海外を転戦する中で日本国内でプレーすることが少ない小田は「本当に楽しみにしていた」と語り、トレードマークの白いハチマキを巻いて大会に臨んだ。
「これから(グランドスラム初優勝の期待がかかる)全仏もあるし、パリパラリンピックまであと1年ちょっと。勝ち方にこだわり、一番を目指します」
世界ランキング2位の小田は第1シード。嘉村雄造との1回戦を2-0(6-0、6-0)、城智哉との2回戦を2-0(6-0、6-1)、マーティン・デラプエンテ(スペイン)との準々決勝を2-0(6-2、7-5)で勝ち上がり、準決勝では第3シードのルベン・スパーガレン(オランダ)を2-0(6-1、6-2)で下した。
激しいバトルになった日本人対決
そして迎えた決勝は日本人対決に。パラリンピック3大会出場の37歳・眞田卓にとってもジャパンオープンで初の決勝の舞台だった。
第4シードの三木拓也、元世界ランキング1位のステファン・ウデ(フランス)を破って決勝に勝ち上がった眞田。過去の対戦では16歳の小田が4勝しているが、今年に入って好調を維持しているベテランは、国内の観客を前に白熱した試合を見せた。
「この大会で日本人同士の決勝を戦えたのは、すごく光栄に思います」
コートサイドでは今年1月、世界ランキング1位のまま引退した国枝氏が見守る。国枝氏は前回の優勝者。その後を継ぐ天皇杯を、日本選手が争奪したのだ。
第1セットは、序盤、「少し緊張していた」という小田のミスが続く。3-6で落としてリードを許したものの、第2セットはサーブでポイントを重ねて6-1取り返した。第3セットは互いにポイントを取り合い、手に汗握る展開に。最後は、強烈なサーブで眞田のリターンミスを誘い6-4で取って、歓喜の雄叫びを響かせた。

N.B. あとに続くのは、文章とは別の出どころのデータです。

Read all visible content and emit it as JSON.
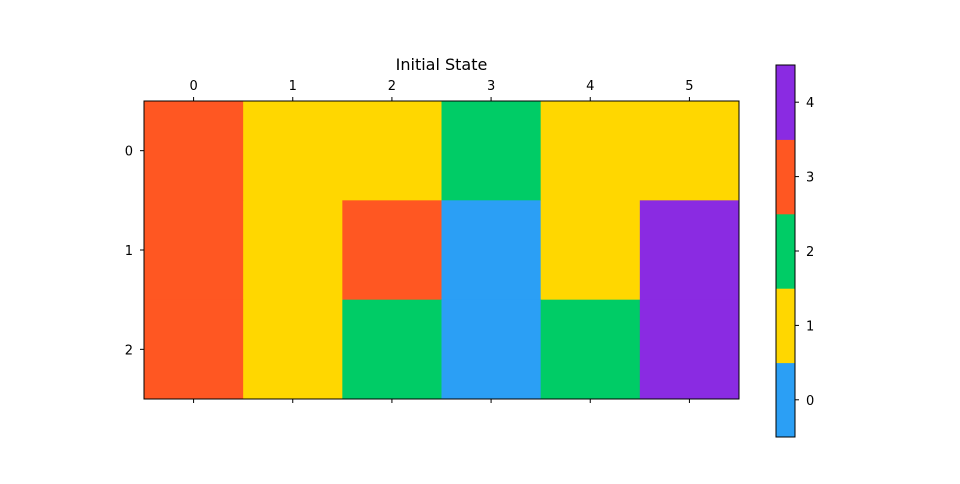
{
  "chart_data": {
    "type": "heatmap",
    "title": "Initial State",
    "xlabel": "",
    "ylabel": "",
    "x_ticks": [
      "0",
      "1",
      "2",
      "3",
      "4",
      "5"
    ],
    "y_ticks": [
      "0",
      "1",
      "2"
    ],
    "grid": false,
    "x_tick_position": "top-and-bottom",
    "matrix": [
      [
        3,
        1,
        1,
        2,
        1,
        1
      ],
      [
        3,
        1,
        3,
        0,
        1,
        4
      ],
      [
        3,
        1,
        2,
        0,
        2,
        4
      ]
    ],
    "colorbar": {
      "placement": "right",
      "ticks": [
        "0",
        "1",
        "2",
        "3",
        "4"
      ],
      "range": [
        -0.5,
        4.5
      ]
    },
    "colors": {
      "0": "#2b9ff5",
      "1": "#ffd700",
      "2": "#00cc66",
      "3": "#ff5722",
      "4": "#8a2be2"
    }
  }
}
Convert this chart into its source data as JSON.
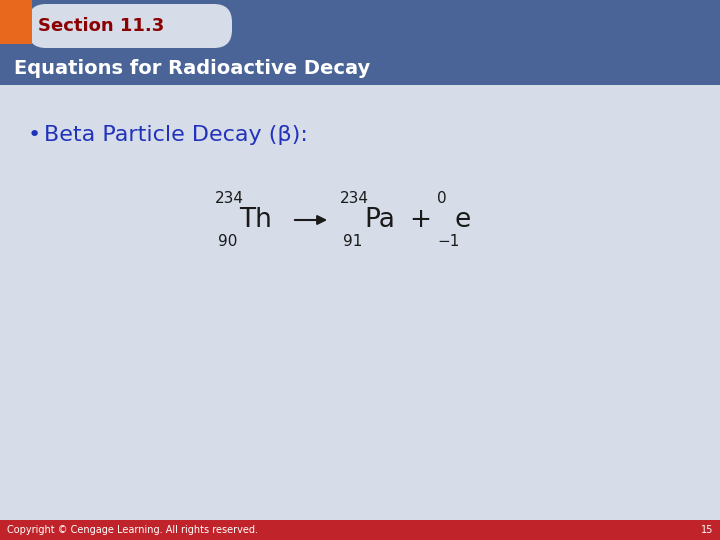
{
  "bg_color": "#d6dce8",
  "header_tab_color": "#e8691e",
  "header_tab_text": "Section 11.3",
  "header_tab_text_color": "#8b0000",
  "header_bar_color": "#4a6497",
  "header_bar_text": "Equations for Radioactive Decay",
  "header_bar_text_color": "#ffffff",
  "bullet_text": "Beta Particle Decay (β):",
  "bullet_text_color": "#2233bb",
  "footer_color": "#c0242a",
  "footer_text": "Copyright © Cengage Learning. All rights reserved.",
  "footer_page": "15",
  "footer_text_color": "#ffffff",
  "equation_color": "#1a1a1a"
}
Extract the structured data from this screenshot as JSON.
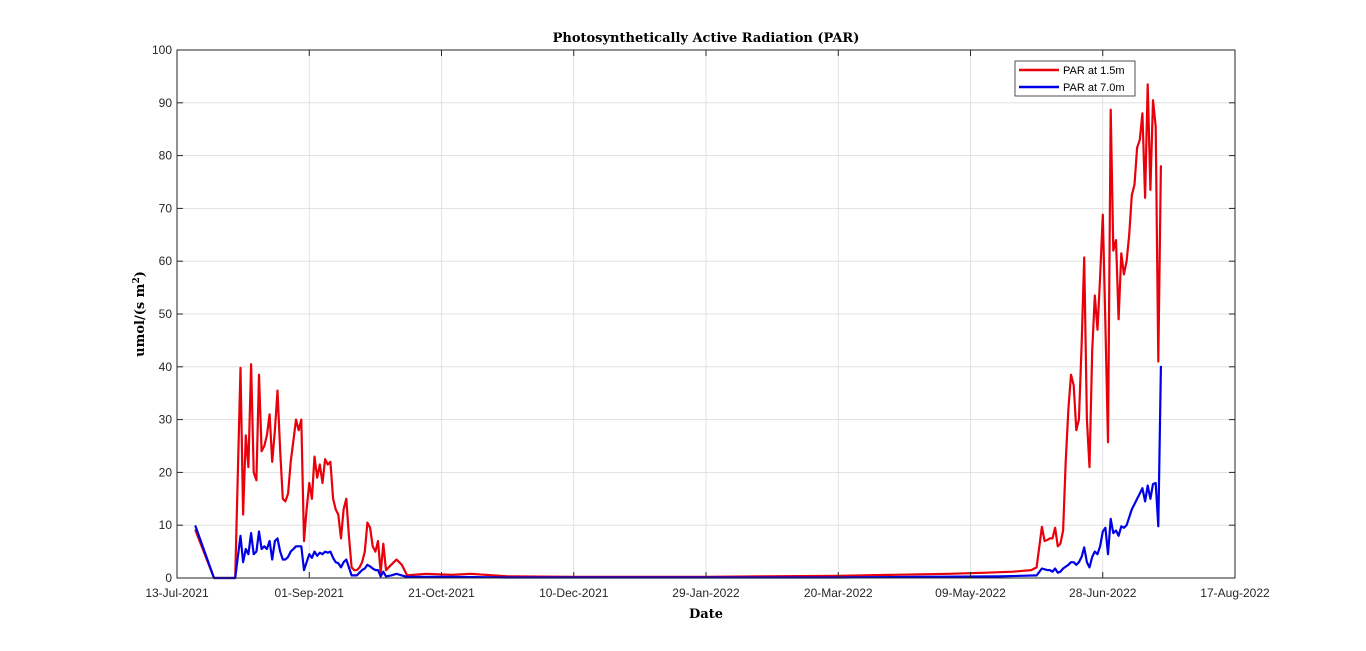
{
  "chart_data": {
    "type": "line",
    "title": "Photosynthetically Active Radiation (PAR)",
    "xlabel": "Date",
    "ylabel": "umol/(s m2)",
    "ylabel_main": "umol/(s m",
    "ylabel_sup": "2",
    "ylabel_close": ")",
    "xlim": [
      "2021-07-13",
      "2022-08-17"
    ],
    "ylim": [
      0,
      100
    ],
    "xticks": [
      "2021-07-13",
      "2021-09-01",
      "2021-10-21",
      "2021-12-10",
      "2022-01-29",
      "2022-03-20",
      "2022-05-09",
      "2022-06-28",
      "2022-08-17"
    ],
    "xtick_labels": [
      "13-Jul-2021",
      "01-Sep-2021",
      "21-Oct-2021",
      "10-Dec-2021",
      "29-Jan-2022",
      "20-Mar-2022",
      "09-May-2022",
      "28-Jun-2022",
      "17-Aug-2022"
    ],
    "yticks": [
      0,
      10,
      20,
      30,
      40,
      50,
      60,
      70,
      80,
      90,
      100
    ],
    "grid": true,
    "legend_position": "top-right",
    "series": [
      {
        "name": "PAR at 1.5m",
        "color": "#e8000b",
        "points": [
          [
            "2021-07-20",
            9
          ],
          [
            "2021-07-27",
            0
          ],
          [
            "2021-08-04",
            0
          ],
          [
            "2021-08-06",
            39.8
          ],
          [
            "2021-08-07",
            12
          ],
          [
            "2021-08-08",
            27
          ],
          [
            "2021-08-09",
            21
          ],
          [
            "2021-08-10",
            40.5
          ],
          [
            "2021-08-11",
            20
          ],
          [
            "2021-08-12",
            18.5
          ],
          [
            "2021-08-13",
            38.5
          ],
          [
            "2021-08-14",
            24
          ],
          [
            "2021-08-15",
            25
          ],
          [
            "2021-08-16",
            27
          ],
          [
            "2021-08-17",
            31
          ],
          [
            "2021-08-18",
            22
          ],
          [
            "2021-08-19",
            28
          ],
          [
            "2021-08-20",
            35.5
          ],
          [
            "2021-08-21",
            24
          ],
          [
            "2021-08-22",
            15
          ],
          [
            "2021-08-23",
            14.5
          ],
          [
            "2021-08-24",
            16
          ],
          [
            "2021-08-25",
            22
          ],
          [
            "2021-08-26",
            26
          ],
          [
            "2021-08-27",
            30
          ],
          [
            "2021-08-28",
            28
          ],
          [
            "2021-08-29",
            30
          ],
          [
            "2021-08-30",
            7
          ],
          [
            "2021-08-31",
            13
          ],
          [
            "2021-09-01",
            18
          ],
          [
            "2021-09-02",
            15
          ],
          [
            "2021-09-03",
            23
          ],
          [
            "2021-09-04",
            19
          ],
          [
            "2021-09-05",
            21.5
          ],
          [
            "2021-09-06",
            18
          ],
          [
            "2021-09-07",
            22.5
          ],
          [
            "2021-09-08",
            21.5
          ],
          [
            "2021-09-09",
            22
          ],
          [
            "2021-09-10",
            15
          ],
          [
            "2021-09-11",
            13
          ],
          [
            "2021-09-12",
            12
          ],
          [
            "2021-09-13",
            7.5
          ],
          [
            "2021-09-14",
            13
          ],
          [
            "2021-09-15",
            15
          ],
          [
            "2021-09-16",
            8
          ],
          [
            "2021-09-17",
            2
          ],
          [
            "2021-09-18",
            1.5
          ],
          [
            "2021-09-19",
            1.5
          ],
          [
            "2021-09-20",
            2
          ],
          [
            "2021-09-21",
            3
          ],
          [
            "2021-09-22",
            5
          ],
          [
            "2021-09-23",
            10.5
          ],
          [
            "2021-09-24",
            9.5
          ],
          [
            "2021-09-25",
            6
          ],
          [
            "2021-09-26",
            5
          ],
          [
            "2021-09-27",
            7
          ],
          [
            "2021-09-28",
            1
          ],
          [
            "2021-09-29",
            6.5
          ],
          [
            "2021-09-30",
            1.5
          ],
          [
            "2021-10-02",
            2.5
          ],
          [
            "2021-10-04",
            3.5
          ],
          [
            "2021-10-06",
            2.5
          ],
          [
            "2021-10-08",
            0.5
          ],
          [
            "2021-10-15",
            0.8
          ],
          [
            "2021-10-25",
            0.6
          ],
          [
            "2021-11-01",
            0.8
          ],
          [
            "2021-11-15",
            0.3
          ],
          [
            "2021-12-10",
            0.2
          ],
          [
            "2022-01-01",
            0.2
          ],
          [
            "2022-01-29",
            0.2
          ],
          [
            "2022-02-20",
            0.3
          ],
          [
            "2022-03-20",
            0.4
          ],
          [
            "2022-04-10",
            0.6
          ],
          [
            "2022-05-01",
            0.8
          ],
          [
            "2022-05-15",
            1.0
          ],
          [
            "2022-05-25",
            1.2
          ],
          [
            "2022-06-01",
            1.5
          ],
          [
            "2022-06-03",
            2
          ],
          [
            "2022-06-05",
            9.7
          ],
          [
            "2022-06-06",
            7
          ],
          [
            "2022-06-07",
            7.2
          ],
          [
            "2022-06-08",
            7.5
          ],
          [
            "2022-06-09",
            7.5
          ],
          [
            "2022-06-10",
            9.5
          ],
          [
            "2022-06-11",
            6
          ],
          [
            "2022-06-12",
            6.5
          ],
          [
            "2022-06-13",
            9
          ],
          [
            "2022-06-14",
            22
          ],
          [
            "2022-06-15",
            32
          ],
          [
            "2022-06-16",
            38.5
          ],
          [
            "2022-06-17",
            36.5
          ],
          [
            "2022-06-18",
            28
          ],
          [
            "2022-06-19",
            30
          ],
          [
            "2022-06-20",
            44
          ],
          [
            "2022-06-21",
            60.7
          ],
          [
            "2022-06-22",
            30
          ],
          [
            "2022-06-23",
            21
          ],
          [
            "2022-06-24",
            43
          ],
          [
            "2022-06-25",
            53.5
          ],
          [
            "2022-06-26",
            47
          ],
          [
            "2022-06-27",
            57
          ],
          [
            "2022-06-28",
            68.8
          ],
          [
            "2022-06-29",
            48
          ],
          [
            "2022-06-30",
            25.7
          ],
          [
            "2022-07-01",
            88.7
          ],
          [
            "2022-07-02",
            62
          ],
          [
            "2022-07-03",
            64
          ],
          [
            "2022-07-04",
            49
          ],
          [
            "2022-07-05",
            61.5
          ],
          [
            "2022-07-06",
            57.5
          ],
          [
            "2022-07-07",
            60
          ],
          [
            "2022-07-08",
            65
          ],
          [
            "2022-07-09",
            72.5
          ],
          [
            "2022-07-10",
            74.5
          ],
          [
            "2022-07-11",
            81.5
          ],
          [
            "2022-07-12",
            83
          ],
          [
            "2022-07-13",
            88
          ],
          [
            "2022-07-14",
            72
          ],
          [
            "2022-07-15",
            93.5
          ],
          [
            "2022-07-16",
            73.5
          ],
          [
            "2022-07-17",
            90.5
          ],
          [
            "2022-07-18",
            85.5
          ],
          [
            "2022-07-19",
            41
          ],
          [
            "2022-07-20",
            78
          ]
        ]
      },
      {
        "name": "PAR at 7.0m",
        "color": "#0000e8",
        "points": [
          [
            "2021-07-20",
            9.8
          ],
          [
            "2021-07-27",
            0
          ],
          [
            "2021-08-04",
            0
          ],
          [
            "2021-08-06",
            8
          ],
          [
            "2021-08-07",
            3
          ],
          [
            "2021-08-08",
            5.5
          ],
          [
            "2021-08-09",
            4.5
          ],
          [
            "2021-08-10",
            8.5
          ],
          [
            "2021-08-11",
            4.5
          ],
          [
            "2021-08-12",
            5
          ],
          [
            "2021-08-13",
            8.8
          ],
          [
            "2021-08-14",
            5.5
          ],
          [
            "2021-08-15",
            6
          ],
          [
            "2021-08-16",
            5.5
          ],
          [
            "2021-08-17",
            7
          ],
          [
            "2021-08-18",
            3.5
          ],
          [
            "2021-08-19",
            7
          ],
          [
            "2021-08-20",
            7.5
          ],
          [
            "2021-08-21",
            5
          ],
          [
            "2021-08-22",
            3.5
          ],
          [
            "2021-08-23",
            3.5
          ],
          [
            "2021-08-24",
            4
          ],
          [
            "2021-08-25",
            5
          ],
          [
            "2021-08-26",
            5.5
          ],
          [
            "2021-08-27",
            6
          ],
          [
            "2021-08-28",
            6
          ],
          [
            "2021-08-29",
            6
          ],
          [
            "2021-08-30",
            1.5
          ],
          [
            "2021-08-31",
            3
          ],
          [
            "2021-09-01",
            4.5
          ],
          [
            "2021-09-02",
            3.8
          ],
          [
            "2021-09-03",
            5
          ],
          [
            "2021-09-04",
            4.2
          ],
          [
            "2021-09-05",
            4.8
          ],
          [
            "2021-09-06",
            4.5
          ],
          [
            "2021-09-07",
            5
          ],
          [
            "2021-09-08",
            4.8
          ],
          [
            "2021-09-09",
            5
          ],
          [
            "2021-09-10",
            3.8
          ],
          [
            "2021-09-11",
            3
          ],
          [
            "2021-09-12",
            2.8
          ],
          [
            "2021-09-13",
            2
          ],
          [
            "2021-09-14",
            3
          ],
          [
            "2021-09-15",
            3.5
          ],
          [
            "2021-09-16",
            2
          ],
          [
            "2021-09-17",
            0.5
          ],
          [
            "2021-09-18",
            0.5
          ],
          [
            "2021-09-19",
            0.5
          ],
          [
            "2021-09-20",
            1
          ],
          [
            "2021-09-21",
            1.5
          ],
          [
            "2021-09-22",
            1.8
          ],
          [
            "2021-09-23",
            2.5
          ],
          [
            "2021-09-24",
            2.2
          ],
          [
            "2021-09-25",
            1.8
          ],
          [
            "2021-09-26",
            1.5
          ],
          [
            "2021-09-27",
            1.5
          ],
          [
            "2021-09-28",
            0.3
          ],
          [
            "2021-09-29",
            1.2
          ],
          [
            "2021-09-30",
            0.3
          ],
          [
            "2021-10-02",
            0.5
          ],
          [
            "2021-10-04",
            0.8
          ],
          [
            "2021-10-06",
            0.5
          ],
          [
            "2021-10-08",
            0.2
          ],
          [
            "2021-10-15",
            0.2
          ],
          [
            "2021-10-25",
            0.2
          ],
          [
            "2021-11-15",
            0.1
          ],
          [
            "2021-12-10",
            0.1
          ],
          [
            "2022-01-29",
            0.1
          ],
          [
            "2022-03-20",
            0.1
          ],
          [
            "2022-04-20",
            0.2
          ],
          [
            "2022-05-20",
            0.3
          ],
          [
            "2022-06-03",
            0.5
          ],
          [
            "2022-06-05",
            1.8
          ],
          [
            "2022-06-07",
            1.5
          ],
          [
            "2022-06-08",
            1.5
          ],
          [
            "2022-06-09",
            1.2
          ],
          [
            "2022-06-10",
            1.8
          ],
          [
            "2022-06-11",
            1
          ],
          [
            "2022-06-12",
            1.2
          ],
          [
            "2022-06-13",
            1.8
          ],
          [
            "2022-06-15",
            2.5
          ],
          [
            "2022-06-16",
            3
          ],
          [
            "2022-06-17",
            3
          ],
          [
            "2022-06-18",
            2.5
          ],
          [
            "2022-06-19",
            3
          ],
          [
            "2022-06-20",
            4
          ],
          [
            "2022-06-21",
            5.8
          ],
          [
            "2022-06-22",
            3
          ],
          [
            "2022-06-23",
            2
          ],
          [
            "2022-06-24",
            4
          ],
          [
            "2022-06-25",
            5
          ],
          [
            "2022-06-26",
            4.5
          ],
          [
            "2022-06-27",
            6
          ],
          [
            "2022-06-28",
            8.8
          ],
          [
            "2022-06-29",
            9.5
          ],
          [
            "2022-06-30",
            4.5
          ],
          [
            "2022-07-01",
            11.2
          ],
          [
            "2022-07-02",
            8.5
          ],
          [
            "2022-07-03",
            9
          ],
          [
            "2022-07-04",
            8
          ],
          [
            "2022-07-05",
            9.8
          ],
          [
            "2022-07-06",
            9.5
          ],
          [
            "2022-07-07",
            10
          ],
          [
            "2022-07-08",
            11.5
          ],
          [
            "2022-07-09",
            13
          ],
          [
            "2022-07-10",
            14
          ],
          [
            "2022-07-11",
            15
          ],
          [
            "2022-07-12",
            16
          ],
          [
            "2022-07-13",
            17
          ],
          [
            "2022-07-14",
            14.5
          ],
          [
            "2022-07-15",
            17.5
          ],
          [
            "2022-07-16",
            15
          ],
          [
            "2022-07-17",
            17.8
          ],
          [
            "2022-07-18",
            18
          ],
          [
            "2022-07-19",
            9.8
          ],
          [
            "2022-07-20",
            40
          ]
        ]
      }
    ]
  }
}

「多くの観客の前で試合ができたことも勝てた原因かな」
報道陣から試合の感想を聞かれ、小田はテンション高めに答えた。
大会前半こそ「勝ち上がるたびに調子が上がっている」と話していた小田だが、決勝はなかなか調子が上がらず苦しんだ。それでも雄叫びやガッツポーズで自身を鼓舞しながらコンディションを上げていき、サーブでエースを取った。ミスの目立ったバックハンドも「しっかり振り抜くことを常に自分に言い聞かせながら」試合を進め、セカンドクラスで優勝した前回大会から4年間の成長を見せた。
第3セットで続けてポイントを取るなど見せ場をつくった眞田とともに、試合後、小田は観客から大きな拍手で称えられた。
三木と組んだダブルスでも優勝し、単複2冠を達成。「自分の大会にできたかな」と顔をほころばせた。
一方の眞田は決勝を振り返り、「小田選手は日々成長を感じるプレーヤー。身体能力もすごく高いですし、(3ヵ月前の)前回、オーストラリアで戦ったときよりも、サーブの精度、オープニング、リターンからの2球目の精度が非常に上がったと思います。今日はかなりウィナーを取られたと感じました」と話して勝者を称えた。
プレゼンターとして小田に天皇杯を手渡した国枝氏も「日本のレベルの高さを外から見て感じた。眞田も凱人も本当に地力がついてきた」と拍手を送った。
若い世代に伝えたい車いすテニスの魅力
さらに、表彰式の後、小田がボランティアの学生たちに囲まれてサインや写真撮影をリクエストされ、笑顔で応える姿も印象的だった。
「サインや写真を求められたりするのはやっぱり嬉しいです。僕を見て『かっこいいな』と思ってもらい、いろんなことにチャレンジしてもらえたらすごく嬉しい。同世代や10代に共感を持ってもらえると僕自身も頑張れますし、もっと頑張らないといけないなって思います」
そして、力を込めて言う。
「『車いすテニスはこれだけかっこいいんだ』というのをプレーでも伝えられたらと思いますし、これからも、かっこいい魅力をどんどん伝えていけたら」
絶対王者だった国枝氏が引退後、初のジャパンオープンは、小田の常勝時代の到来を予感させる大会だった。